Heidegger nos falava, ao reler poetas como Rilke e Trakl, do momento de decisão como sendo uma cisão hermenêutica a partir da qual a vida in-significante enfim se abria para o sentido, e se retroalimentava retrospectivamente, do nascimento ab ovo à hora deste instante irrevogável.

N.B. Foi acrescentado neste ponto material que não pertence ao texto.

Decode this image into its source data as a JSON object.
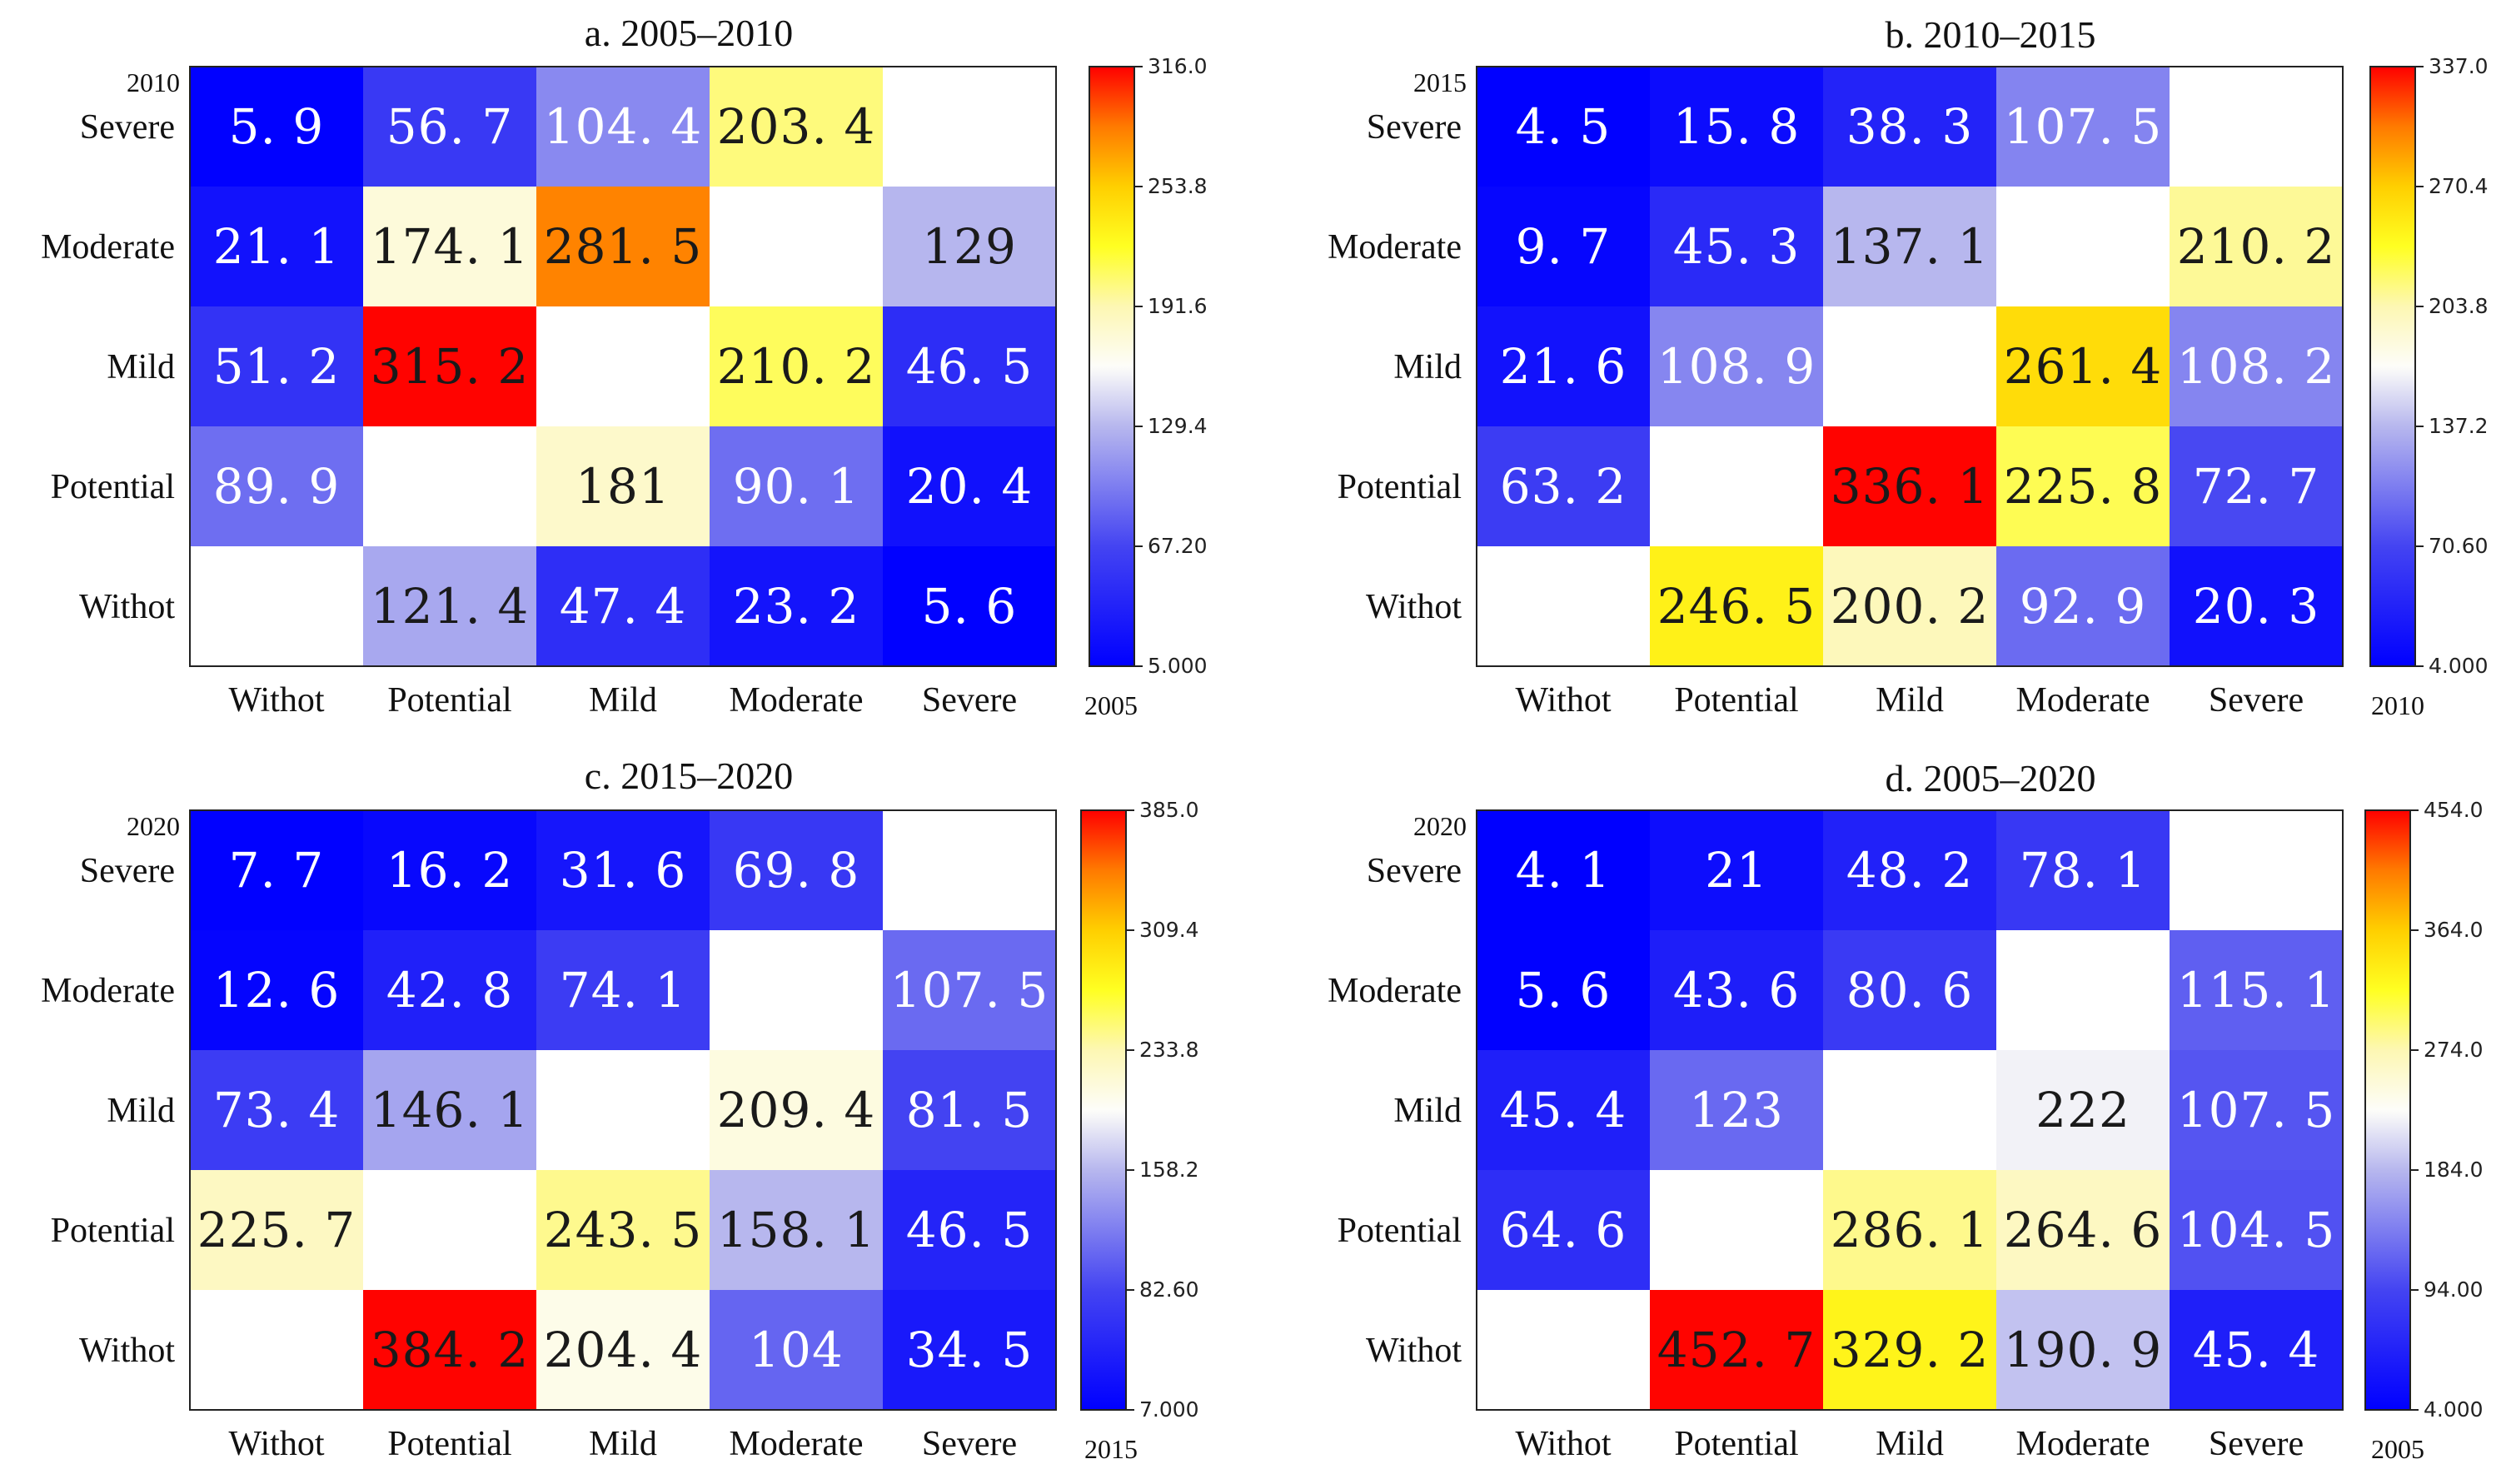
{
  "chart_data": [
    {
      "type": "heatmap",
      "title": "a. 2005–2010",
      "x_year": "2005",
      "y_year": "2010",
      "x_categories": [
        "Withot",
        "Potential",
        "Mild",
        "Moderate",
        "Severe"
      ],
      "y_categories": [
        "Severe",
        "Moderate",
        "Mild",
        "Potential",
        "Withot"
      ],
      "values": [
        [
          5.9,
          56.7,
          104.4,
          203.4,
          null
        ],
        [
          21.1,
          174.1,
          281.5,
          null,
          129
        ],
        [
          51.2,
          315.2,
          null,
          210.2,
          46.5
        ],
        [
          89.9,
          null,
          181,
          90.1,
          20.4
        ],
        [
          null,
          121.4,
          47.4,
          23.2,
          5.6
        ]
      ],
      "labels": [
        [
          "5. 9",
          "56. 7",
          "104. 4",
          "203. 4",
          ""
        ],
        [
          "21. 1",
          "174. 1",
          "281. 5",
          "",
          "129"
        ],
        [
          "51. 2",
          "315. 2",
          "",
          "210. 2",
          "46. 5"
        ],
        [
          "89. 9",
          "",
          "181",
          "90. 1",
          "20. 4"
        ],
        [
          "",
          "121. 4",
          "47. 4",
          "23. 2",
          "5. 6"
        ]
      ],
      "colorbar": {
        "min": 5.0,
        "max": 316.0,
        "ticks": [
          "5.000",
          "67.20",
          "129.4",
          "191.6",
          "253.8",
          "316.0"
        ]
      }
    },
    {
      "type": "heatmap",
      "title": "b. 2010–2015",
      "x_year": "2010",
      "y_year": "2015",
      "x_categories": [
        "Withot",
        "Potential",
        "Mild",
        "Moderate",
        "Severe"
      ],
      "y_categories": [
        "Severe",
        "Moderate",
        "Mild",
        "Potential",
        "Withot"
      ],
      "values": [
        [
          4.5,
          15.8,
          38.3,
          107.5,
          null
        ],
        [
          9.7,
          45.3,
          137.1,
          null,
          210.2
        ],
        [
          21.6,
          108.9,
          null,
          261.4,
          108.2
        ],
        [
          63.2,
          null,
          336.1,
          225.8,
          72.7
        ],
        [
          null,
          246.5,
          200.2,
          92.9,
          20.3
        ]
      ],
      "labels": [
        [
          "4. 5",
          "15. 8",
          "38. 3",
          "107. 5",
          ""
        ],
        [
          "9. 7",
          "45. 3",
          "137. 1",
          "",
          "210. 2"
        ],
        [
          "21. 6",
          "108. 9",
          "",
          "261. 4",
          "108. 2"
        ],
        [
          "63. 2",
          "",
          "336. 1",
          "225. 8",
          "72. 7"
        ],
        [
          "",
          "246. 5",
          "200. 2",
          "92. 9",
          "20. 3"
        ]
      ],
      "colorbar": {
        "min": 4.0,
        "max": 337.0,
        "ticks": [
          "4.000",
          "70.60",
          "137.2",
          "203.8",
          "270.4",
          "337.0"
        ]
      }
    },
    {
      "type": "heatmap",
      "title": "c. 2015–2020",
      "x_year": "2015",
      "y_year": "2020",
      "x_categories": [
        "Withot",
        "Potential",
        "Mild",
        "Moderate",
        "Severe"
      ],
      "y_categories": [
        "Severe",
        "Moderate",
        "Mild",
        "Potential",
        "Withot"
      ],
      "values": [
        [
          7.7,
          16.2,
          31.6,
          69.8,
          null
        ],
        [
          12.6,
          42.8,
          74.1,
          null,
          107.5
        ],
        [
          73.4,
          146.1,
          null,
          209.4,
          81.5
        ],
        [
          225.7,
          null,
          243.5,
          158.1,
          46.5
        ],
        [
          null,
          384.2,
          204.4,
          104,
          34.5
        ]
      ],
      "labels": [
        [
          "7. 7",
          "16. 2",
          "31. 6",
          "69. 8",
          ""
        ],
        [
          "12. 6",
          "42. 8",
          "74. 1",
          "",
          "107. 5"
        ],
        [
          "73. 4",
          "146. 1",
          "",
          "209. 4",
          "81. 5"
        ],
        [
          "225. 7",
          "",
          "243. 5",
          "158. 1",
          "46. 5"
        ],
        [
          "",
          "384. 2",
          "204. 4",
          "104",
          "34. 5"
        ]
      ],
      "colorbar": {
        "min": 7.0,
        "max": 385.0,
        "ticks": [
          "7.000",
          "82.60",
          "158.2",
          "233.8",
          "309.4",
          "385.0"
        ]
      }
    },
    {
      "type": "heatmap",
      "title": "d. 2005–2020",
      "x_year": "2005",
      "y_year": "2020",
      "x_categories": [
        "Withot",
        "Potential",
        "Mild",
        "Moderate",
        "Severe"
      ],
      "y_categories": [
        "Severe",
        "Moderate",
        "Mild",
        "Potential",
        "Withot"
      ],
      "values": [
        [
          4.1,
          21,
          48.2,
          78.1,
          null
        ],
        [
          5.6,
          43.6,
          80.6,
          null,
          115.1
        ],
        [
          45.4,
          123,
          null,
          222,
          107.5
        ],
        [
          64.6,
          null,
          286.1,
          264.6,
          104.5
        ],
        [
          null,
          452.7,
          329.2,
          190.9,
          45.4
        ]
      ],
      "labels": [
        [
          "4. 1",
          "21",
          "48. 2",
          "78. 1",
          ""
        ],
        [
          "5. 6",
          "43. 6",
          "80. 6",
          "",
          "115. 1"
        ],
        [
          "45. 4",
          "123",
          "",
          "222",
          "107. 5"
        ],
        [
          "64. 6",
          "",
          "286. 1",
          "264. 6",
          "104. 5"
        ],
        [
          "",
          "452. 7",
          "329. 2",
          "190. 9",
          "45. 4"
        ]
      ],
      "colorbar": {
        "min": 4.0,
        "max": 454.0,
        "ticks": [
          "4.000",
          "94.00",
          "184.0",
          "274.0",
          "364.0",
          "454.0"
        ]
      }
    }
  ]
}
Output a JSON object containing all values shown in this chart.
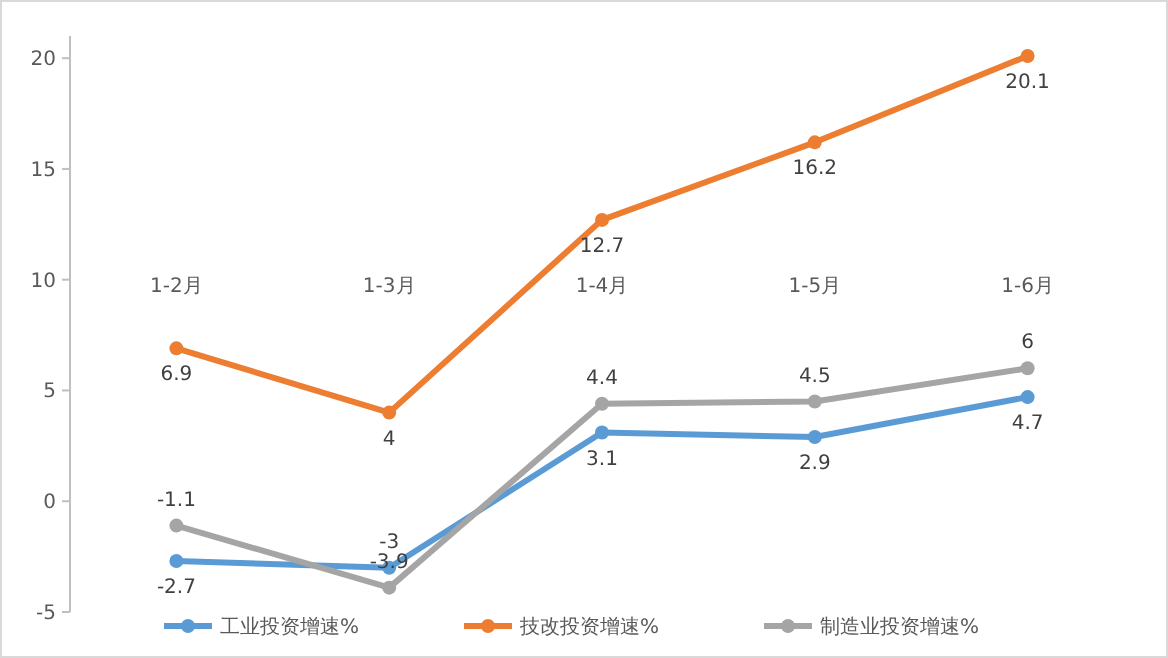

O instante de decisão de Clara e Joel solicita as forças diabólicas como miríficas da história de Ana e entregam não apenas voz ao interdito, como encarnam uma ação capaz de projetá-lo contra o mundo celerado à porta, de encará-lo frontalmente como sendo aquilo que se é, e isto apesar da oposição do outro. Joel é uma figura da inocência desfigurada pelo monstruoso, mas estarão a inocência e o monstruoso tão distantes assim? Não seriam antes partes de um mesmo processo de fabulação do mundo imanente, de sua transfiguração pelos olhos da arte, de que a criança com os olhos arregalados diante da tela do cinema nos deu a imagem mais extraordinariamente magnética em nossos tempos? “Não olhe pra trás; este é o Segredo”, canta a mendiga na noite transfigurada pelo interdito do nascimento da criança, à beira do rio onde a nova, primeva mãe o queria deixar; “Bife é saudável; você deve comer para crescer forte, mas sua mãe não pode saber. Esse é um segredo entre nós, certo?”, sussurra uma cúmplice Dona Amélia para a criança que vai experimentar o alimento proibido como se pela primeira vez fosse saber o gosto da vida. O segredo é a chave do filme: o contracampo designa a reação, a experiência de sabê-lo incrustado na carne do mesmo, como se não precisássemos habitar outro mundo para experimentá-lo: basta aprofundar, basta pressionar num contato erógeno a camada mais profunda deste mundo que, ao revelar-se maravilhoso, guarda também o sabor da monstruosidade, e ambos num mesmo cadinho fumegante de sabores inóspitos ou deleitosos.

Clara e Joel detêm a chave do segredo e, portanto, da vida como obra de arte, mas agora foram descobertos. O que lhes resta senão enfrentar a invasão com as armas de que dispõem? No quartinho protegido pela porta de ferro, eles reencenam para os espectadores a posição, o gesto e o quadrante da pièce de resistance política, de que o filme nos ofereceu ao longo de sua trajetória a fórmula e a chave míticas. Se As Boas Maneiras se encerra como figuração da resistência, e não com a luta propriamente dita, é porque, como dito acima, é um filme sobre a obra possível à arte de viver e de encenar, à nossa obra. A arte é o conto, o canto que dão uma voz ao sangue, que é silente e imemorial: agora, podemos voltar a brincar outra vez.